The workflow is taking a while to launch and is running slowly
If using removable storage, the drive should be of a high specification and it should be plugged in to a USB 3.0 or greater port (often blue or red in colour).
We use the SanDisk Extreme PRO Portable SSD - 4 TB which performs well and adds significant storage for analysis on sequencing devices.
The NHS_RMg_platform disk or directory is using up too much space
Check the NHS_RMg_platform/recycle_bin directory is not full of old overwritten analyses. This should be purged periodically.
Our site has a firewall - how do I know I can upload to mSCAPE
Configure
apptainer exec --bind ./:/mnt --bind ~/.aws:/root/.aws ./containers/mSCAPE_uploader_v0.5.sif bash -c 'source /opt/conda/etc/profile.d/conda.sh && conda activate cmg ; aws --profile climb --endpoint https://s3.climb.ac.uk s3 ls'
Organism Query is not able to find my 'Unclassified' reads
Reach out to the team at GSTT and request a fixed version of the container. To update, make the two following changes:
- copy
organism_query_v1.7.2.sifin toNHS_RMg_platform/containers - Replace
launch_organism_query_agnes.shwith the updated version, or edit it to point to the updated v1.7.2 container version.

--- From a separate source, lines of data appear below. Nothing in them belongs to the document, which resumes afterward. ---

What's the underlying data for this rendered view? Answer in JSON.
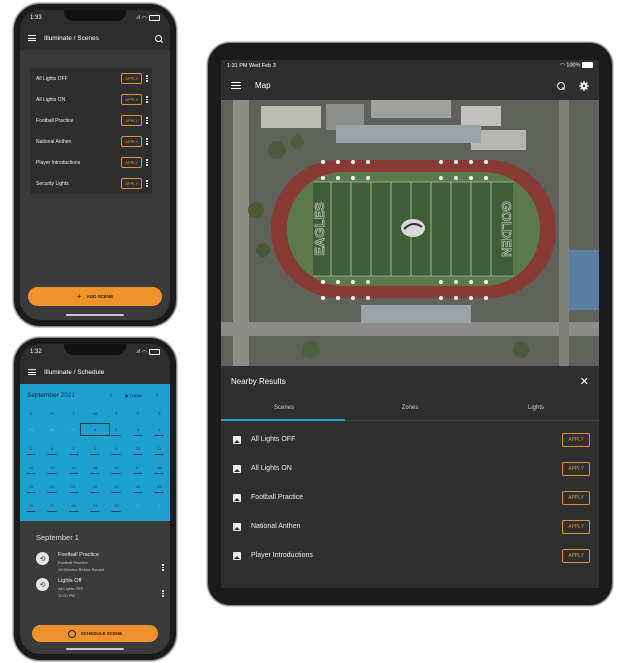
{
  "colors": {
    "accent": "#f0922b",
    "calendar": "#1ea1cf",
    "dark": "#2f2f2f"
  },
  "phone1": {
    "time": "1:33",
    "title": "Illuminate / Scenes",
    "scenes": [
      {
        "label": "All Lights OFF",
        "action": "APPLY"
      },
      {
        "label": "All Lights ON",
        "action": "APPLY"
      },
      {
        "label": "Football Practice",
        "action": "APPLY"
      },
      {
        "label": "National Anthen",
        "action": "APPLY"
      },
      {
        "label": "Player Introductions",
        "action": "APPLY"
      },
      {
        "label": "Security Lights",
        "action": "APPLY"
      }
    ],
    "add_button": "ADD SCENE"
  },
  "phone2": {
    "time": "1:32",
    "title": "Illuminate / Schedule",
    "month": "September",
    "year": "2021",
    "today": "TODAY",
    "weekdays": [
      "S",
      "M",
      "T",
      "W",
      "T",
      "F",
      "S"
    ],
    "weeks": [
      [
        "29",
        "30",
        "31",
        "1",
        "2",
        "3",
        "4"
      ],
      [
        "5",
        "6",
        "7",
        "8",
        "9",
        "10",
        "11"
      ],
      [
        "12",
        "13",
        "14",
        "15",
        "16",
        "17",
        "18"
      ],
      [
        "19",
        "20",
        "21",
        "22",
        "23",
        "24",
        "25"
      ],
      [
        "26",
        "27",
        "28",
        "29",
        "30",
        "1",
        "2"
      ]
    ],
    "day_header": "September 1",
    "events": [
      {
        "title": "Football Practice",
        "scene": "Football Practice",
        "time": "15 Minutes Before Sunset"
      },
      {
        "title": "Lights Off",
        "scene": "All Lights OFF",
        "time": "11:00 PM"
      }
    ],
    "schedule_button": "SCHEDULE SCENE"
  },
  "tablet": {
    "status_time": "1:31 PM  Wed Feb 3",
    "battery": "100%",
    "title": "Map",
    "field_text_left": "EAGLES",
    "field_text_right": "GOLDEN",
    "panel_title": "Nearby Results",
    "tabs": [
      "Scenes",
      "Zones",
      "Lights"
    ],
    "results": [
      {
        "label": "All Lights OFF",
        "action": "APPLY"
      },
      {
        "label": "All Lights ON",
        "action": "APPLY"
      },
      {
        "label": "Football Practice",
        "action": "APPLY"
      },
      {
        "label": "National Anthen",
        "action": "APPLY"
      },
      {
        "label": "Player Introductions",
        "action": "APPLY"
      }
    ]
  }
}
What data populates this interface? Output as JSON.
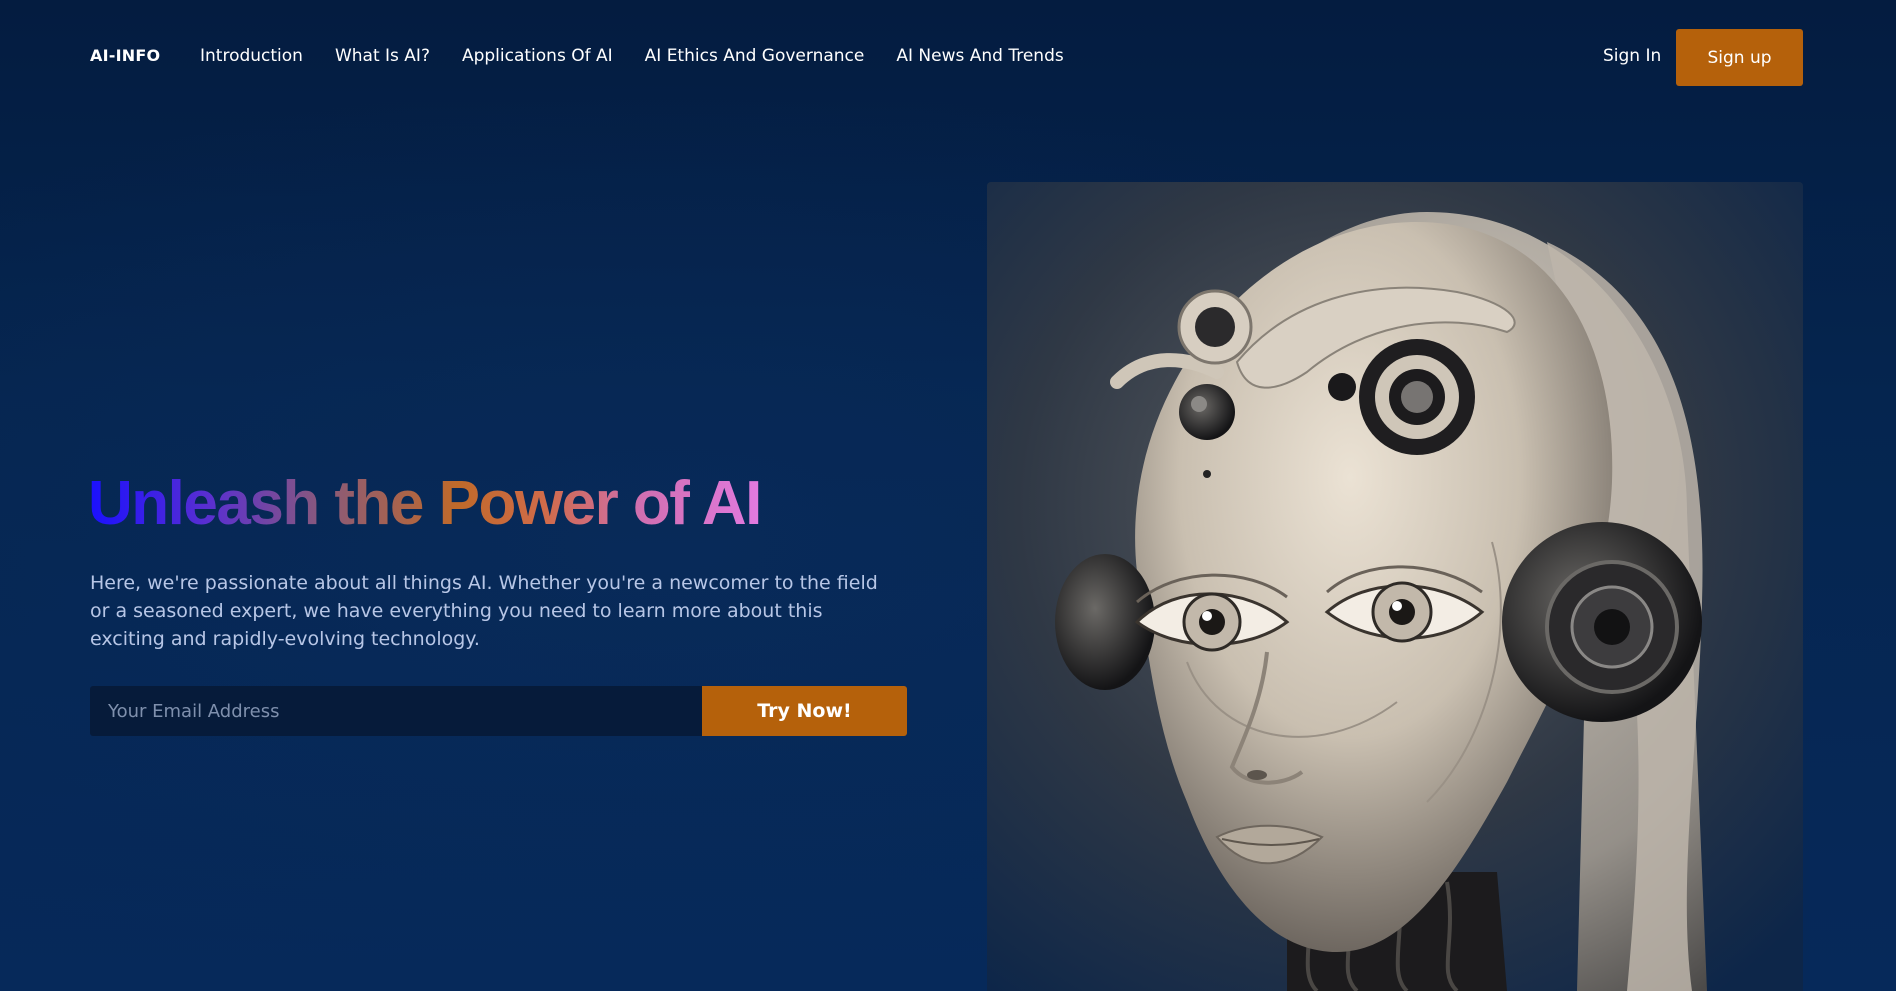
{
  "brand": {
    "logo": "AI-INFO"
  },
  "nav": {
    "links": [
      "Introduction",
      "What Is AI?",
      "Applications Of AI",
      "AI Ethics And Governance",
      "AI News And Trends"
    ],
    "sign_in": "Sign In",
    "sign_up": "Sign up"
  },
  "hero": {
    "title": "Unleash the Power of AI",
    "description": "Here, we're passionate about all things AI. Whether you're a newcomer to the field or a seasoned expert, we have everything you need to learn more about this exciting and rapidly-evolving technology.",
    "email_placeholder": "Your Email Address",
    "cta": "Try Now!"
  },
  "colors": {
    "background": "#042149",
    "accent": "#b5610b",
    "body_text": "#b7c6e6",
    "input_bg": "#061b3a"
  },
  "images": {
    "hero": "robot-face-illustration"
  }
}
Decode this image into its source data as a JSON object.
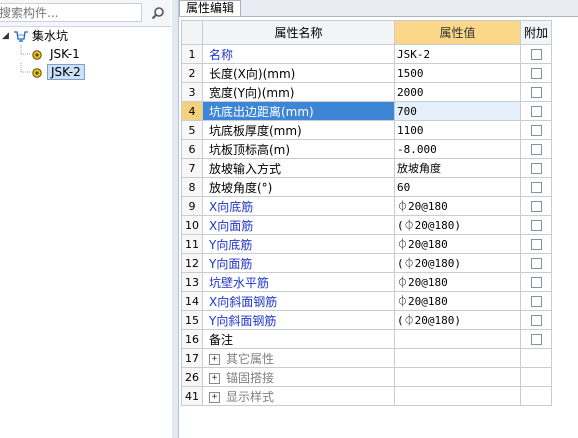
{
  "search": {
    "placeholder": "搜索构件..."
  },
  "tree": {
    "root_label": "集水坑",
    "items": [
      {
        "label": "JSK-1",
        "selected": false
      },
      {
        "label": "JSK-2",
        "selected": true
      }
    ]
  },
  "tab": {
    "label": "属性编辑"
  },
  "table": {
    "headers": {
      "name": "属性名称",
      "value": "属性值",
      "extra": "附加"
    },
    "rows": [
      {
        "num": "1",
        "name": "名称",
        "value": "JSK-2",
        "blue": true
      },
      {
        "num": "2",
        "name": "长度(X向)(mm)",
        "value": "1500",
        "blue": false
      },
      {
        "num": "3",
        "name": "宽度(Y向)(mm)",
        "value": "2000",
        "blue": false
      },
      {
        "num": "4",
        "name": "坑底出边距离(mm)",
        "value": "700",
        "blue": false,
        "selected": true
      },
      {
        "num": "5",
        "name": "坑底板厚度(mm)",
        "value": "1100",
        "blue": false
      },
      {
        "num": "6",
        "name": "坑板顶标高(m)",
        "value": "-8.000",
        "blue": false
      },
      {
        "num": "7",
        "name": "放坡输入方式",
        "value": "放坡角度",
        "blue": false
      },
      {
        "num": "8",
        "name": "放坡角度(°)",
        "value": "60",
        "blue": false
      },
      {
        "num": "9",
        "name": "X向底筋",
        "value": "⏀20@180",
        "blue": true
      },
      {
        "num": "10",
        "name": "X向面筋",
        "value": "(⏀20@180)",
        "blue": true
      },
      {
        "num": "11",
        "name": "Y向底筋",
        "value": "⏀20@180",
        "blue": true
      },
      {
        "num": "12",
        "name": "Y向面筋",
        "value": "(⏀20@180)",
        "blue": true
      },
      {
        "num": "13",
        "name": "坑壁水平筋",
        "value": "⏀20@180",
        "blue": true
      },
      {
        "num": "14",
        "name": "X向斜面钢筋",
        "value": "⏀20@180",
        "blue": true
      },
      {
        "num": "15",
        "name": "Y向斜面钢筋",
        "value": "(⏀20@180)",
        "blue": true
      },
      {
        "num": "16",
        "name": "备注",
        "value": "",
        "blue": false
      }
    ],
    "groups": [
      {
        "num": "17",
        "name": "其它属性"
      },
      {
        "num": "26",
        "name": "锚固搭接"
      },
      {
        "num": "41",
        "name": "显示样式"
      }
    ]
  },
  "colors": {
    "header_highlight": "#fbd889",
    "selected_row": "#3d86d6",
    "blue_text": "#1f35c8",
    "group_text": "#808080"
  },
  "icons": [
    "search-icon",
    "pit-icon",
    "component-icon",
    "checkbox-icon",
    "expand-icon"
  ]
}
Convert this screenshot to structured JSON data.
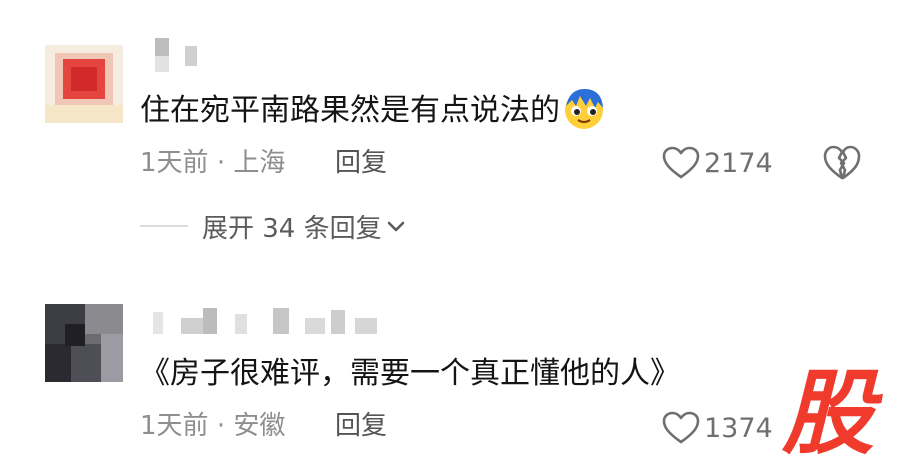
{
  "comments": [
    {
      "text": "住在宛平南路果然是有点说法的",
      "emoji": "smile-emoji",
      "time": "1天前",
      "separator": "·",
      "location": "上海",
      "reply_label": "回复",
      "likes": "2174",
      "expand_label": "展开 34 条回复"
    },
    {
      "text": "《房子很难评，需要一个真正懂他的人》",
      "time": "1天前",
      "separator": "·",
      "location": "安徽",
      "reply_label": "回复",
      "likes": "1374"
    }
  ],
  "watermark": "股",
  "colors": {
    "text": "#141414",
    "meta": "#8e8e8e",
    "watermark": "#f03a2c"
  }
}
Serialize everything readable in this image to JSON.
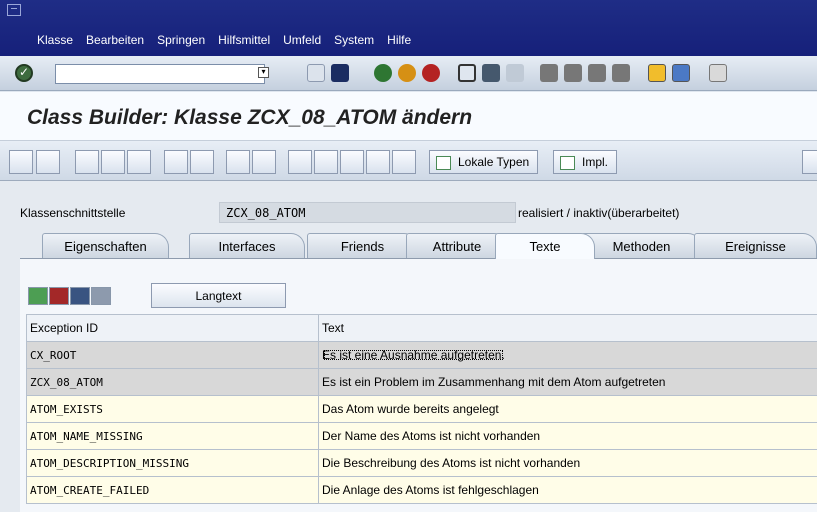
{
  "menu": {
    "items": [
      "Klasse",
      "Bearbeiten",
      "Springen",
      "Hilfsmittel",
      "Umfeld",
      "System",
      "Hilfe"
    ]
  },
  "toolbar": {
    "command_value": ""
  },
  "title": {
    "text": "Class Builder: Klasse ZCX_08_ATOM ändern"
  },
  "app_toolbar": {
    "local_types_label": "Lokale Typen",
    "impl_label": "Impl."
  },
  "header": {
    "label": "Klassenschnittstelle",
    "class_name": "ZCX_08_ATOM",
    "status": "realisiert / inaktiv(überarbeitet)"
  },
  "tabs": [
    "Eigenschaften",
    "Interfaces",
    "Friends",
    "Attribute",
    "Texte",
    "Methoden",
    "Ereignisse"
  ],
  "text_table": {
    "langtext_label": "Langtext",
    "columns": [
      "Exception ID",
      "Text"
    ],
    "rows": [
      {
        "id": "CX_ROOT",
        "text": "Es ist eine Ausnahme aufgetreten."
      },
      {
        "id": "ZCX_08_ATOM",
        "text": "Es ist ein Problem im Zusammenhang mit dem Atom aufgetreten"
      },
      {
        "id": "ATOM_EXISTS",
        "text": "Das Atom wurde bereits angelegt"
      },
      {
        "id": "ATOM_NAME_MISSING",
        "text": "Der Name des Atoms ist nicht vorhanden"
      },
      {
        "id": "ATOM_DESCRIPTION_MISSING",
        "text": "Die Beschreibung des Atoms ist nicht vorhanden"
      },
      {
        "id": "ATOM_CREATE_FAILED",
        "text": "Die Anlage des Atoms ist fehlgeschlagen"
      }
    ]
  },
  "colors": {
    "menu_bar": "#1f2d86",
    "editable_row": "#fffde8",
    "inherited_row": "#d8d8d8"
  }
}
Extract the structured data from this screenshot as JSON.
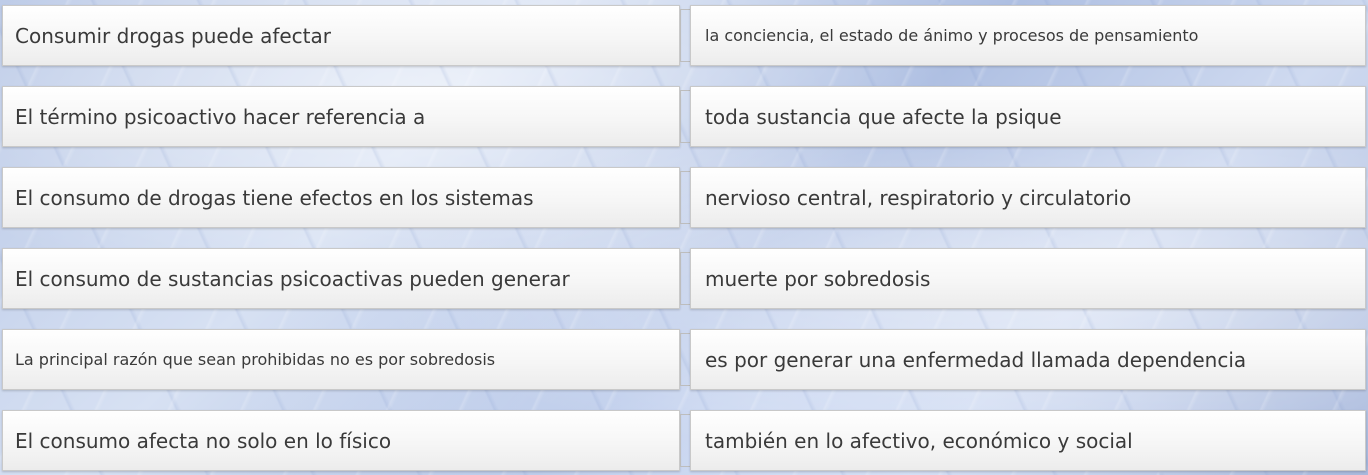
{
  "rows": [
    {
      "left": "Consumir drogas puede afectar",
      "right": "la conciencia, el estado de ánimo y procesos de pensamiento"
    },
    {
      "left": "El término psicoactivo hacer referencia a",
      "right": "toda sustancia que afecte la psique"
    },
    {
      "left": "El consumo de drogas tiene efectos en los sistemas",
      "right": "nervioso central, respiratorio y circulatorio"
    },
    {
      "left": "El consumo de sustancias psicoactivas pueden generar",
      "right": "muerte por sobredosis"
    },
    {
      "left": "La principal razón que sean prohibidas no es por sobredosis",
      "right": "es por generar una enfermedad llamada dependencia"
    },
    {
      "left": "El consumo afecta no solo en lo físico",
      "right": "también en lo afectivo, económico y social"
    }
  ]
}
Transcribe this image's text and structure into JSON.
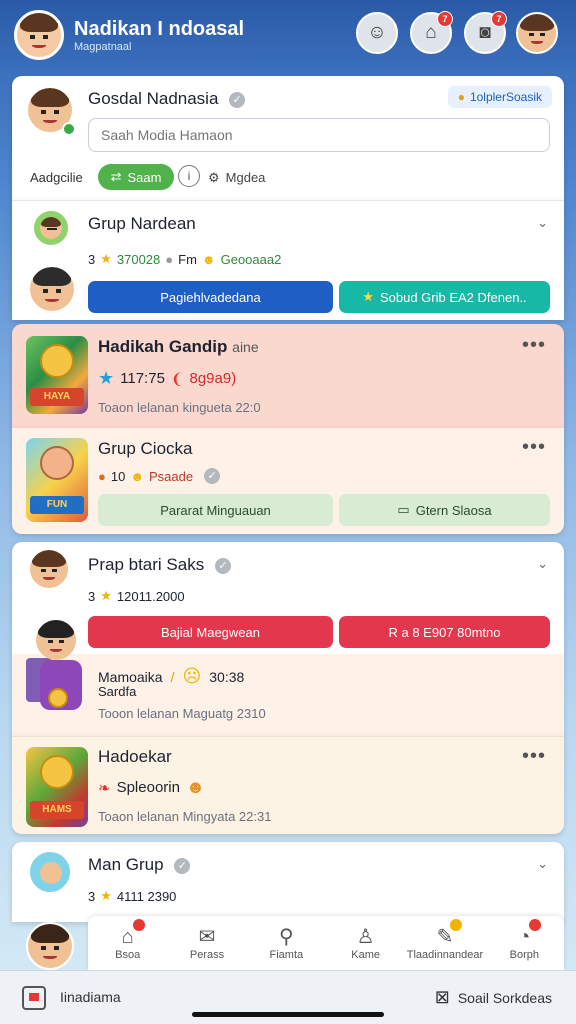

The summary report tool is not launching
Try starting the launcher from the terminal in the NHS_RMg_platform directory. The output error might look something like this:
./launch_summary_report_agnes.sh
Starting Summary Report...
WARNING: skipping mount of /home/username/.aws: stat /home/username/.aws: no such file or directory
INFO: Terminating squashfuse_ll after timeout
INFO: Timeouts can be caused by a running background process
FATAL: container creation failed: mount hook function failure: mount /home/username/.aws->/root/.aws error: while mounting /home/username/.aws: mount source /home/username/.aws doesn't exist
If this is the case, you can fix it using one of the two methods:
- Create a dummy directory in your gru home directory called .aws running the command
mkdir ~/.awsin the terminal. - Edit the launch_summary_report_agnes.sh script in the NHS_RMg_platform folder and remove the
--bind ~/.aws:/root/.awssection in the apptainer call.
Can I run multiple instances of the Organism Query to sample more than 50 reads?
Yes, Organism Query uses a randomisation function. Entering the same taxon (or unclassified) in multiple query fields will increase the data sampled, providing there are sufficient reads. Importantly, being randomised, there may be overlap in samples depending on number of available reads.